Question

Muons are created by cosmic-ray collisions at an elevation \(h\) (as measured in Earth's frame of reference) above Earth's surface and travel downward with a constant speed of \(0.990 c .\) During a time interval of \(1.5 \mu \mathrm{s}\) in the rest frame of the muons, half of the muons present at the beginning of the interval decay. If one fourth of the original muons reach Earth before decaying, about how big is the height \(h ?\)

Short answer

Answer: The approximate height of the point where muons are created above Earth's surface is \(1.58 \times 10^{6} m\).

Step-by-step solution

Understand time dilation

We are given the decay time of muons in their rest frame, and we need to find the decay time of muons relative to the observer on Earth. We can do this by finding the time dilation factor, given by \(\gamma = \frac{1}{\sqrt{1 - v^{2}/c^{2}}}\). Here, \(v\) is the speed of muons, and \(c\) is the speed of light in a vacuum.

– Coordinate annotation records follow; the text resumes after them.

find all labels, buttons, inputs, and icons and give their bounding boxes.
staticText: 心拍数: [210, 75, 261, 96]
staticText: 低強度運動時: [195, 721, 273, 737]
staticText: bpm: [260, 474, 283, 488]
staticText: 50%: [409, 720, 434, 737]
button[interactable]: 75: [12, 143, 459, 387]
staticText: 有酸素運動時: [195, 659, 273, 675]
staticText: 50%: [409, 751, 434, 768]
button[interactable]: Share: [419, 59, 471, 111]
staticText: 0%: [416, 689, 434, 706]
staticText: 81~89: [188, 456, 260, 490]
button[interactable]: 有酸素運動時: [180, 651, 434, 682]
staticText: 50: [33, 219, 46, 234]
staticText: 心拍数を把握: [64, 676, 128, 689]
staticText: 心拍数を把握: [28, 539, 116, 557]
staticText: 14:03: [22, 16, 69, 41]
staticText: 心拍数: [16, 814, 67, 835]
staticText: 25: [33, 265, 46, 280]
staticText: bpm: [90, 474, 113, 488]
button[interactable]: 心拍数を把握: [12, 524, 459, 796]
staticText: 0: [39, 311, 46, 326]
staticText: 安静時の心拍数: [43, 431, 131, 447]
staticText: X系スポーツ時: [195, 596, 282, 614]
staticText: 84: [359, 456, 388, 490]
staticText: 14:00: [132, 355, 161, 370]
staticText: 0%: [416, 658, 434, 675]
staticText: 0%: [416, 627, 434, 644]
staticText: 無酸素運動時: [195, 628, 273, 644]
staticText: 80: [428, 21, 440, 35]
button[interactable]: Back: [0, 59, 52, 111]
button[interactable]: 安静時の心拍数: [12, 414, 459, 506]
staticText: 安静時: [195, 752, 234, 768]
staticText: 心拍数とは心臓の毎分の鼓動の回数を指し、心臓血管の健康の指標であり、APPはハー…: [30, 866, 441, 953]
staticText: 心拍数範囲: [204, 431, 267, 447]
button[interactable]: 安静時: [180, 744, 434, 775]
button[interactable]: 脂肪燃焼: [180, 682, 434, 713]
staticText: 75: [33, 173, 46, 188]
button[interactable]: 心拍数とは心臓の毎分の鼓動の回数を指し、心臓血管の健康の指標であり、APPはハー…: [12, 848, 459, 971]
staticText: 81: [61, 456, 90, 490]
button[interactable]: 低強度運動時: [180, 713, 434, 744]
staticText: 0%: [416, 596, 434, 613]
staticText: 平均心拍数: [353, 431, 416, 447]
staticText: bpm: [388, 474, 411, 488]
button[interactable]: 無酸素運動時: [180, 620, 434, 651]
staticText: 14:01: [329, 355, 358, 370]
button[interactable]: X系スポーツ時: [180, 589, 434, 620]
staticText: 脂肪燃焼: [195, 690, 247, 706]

Calculate time dilation factor and proper time

Using the given muon speed \(v = 0.990c\): \(\gamma = \frac{1}{\sqrt{1 - (0.990c)^{2}/c^{2}}} = \frac{1}{\sqrt{1 - 0.9801}} = \frac{1}{\sqrt{0.0199}} \approx 7.088\) Now, we can calculate the proper time for the observer on Earth, \(t_{e} = \gamma t_{m}\), where \(t_{m} = 1.5 \mu s\): \(t_{e} = 7.088 \times 1.5 \mu s = 10.632 \mu s\)

Calculate distance muons travel in Earth's frame of reference

Now that we have the proper time in the Earth's frame (observer's frame), we can determine the distance muons travel in this time. We are given that the muons travel with a constant speed of \(0.990c\), so the distance traveled is: \(d = v \cdot t_{e} = 0.990c \cdot 10.632 \mu s \approx 10.525 c \mu s\)

Find the height \(h\)

Given that only one-fourth of the original muons reach the Earth before decaying, the distance traveled by the muons can be considered as the half-decay distance: \(h = \frac{1}{2} (10.525 c \mu s) \approx 5.262 c \mu s\)

Convert the height to meters

Now we convert the height to meters by multiplying it with the speed of light in a vacuum (\(c\)), which is approximately \(3\times10^8 m/s\): \(h = 5.262 \times 10^{-6} s \times 3\times10^8 \frac{m}{s} = 1.5786 \times 10^{6} m\) So, the height of the point where muons are created above Earth's surface is approximately \(1.58 \times 10^{6} m\).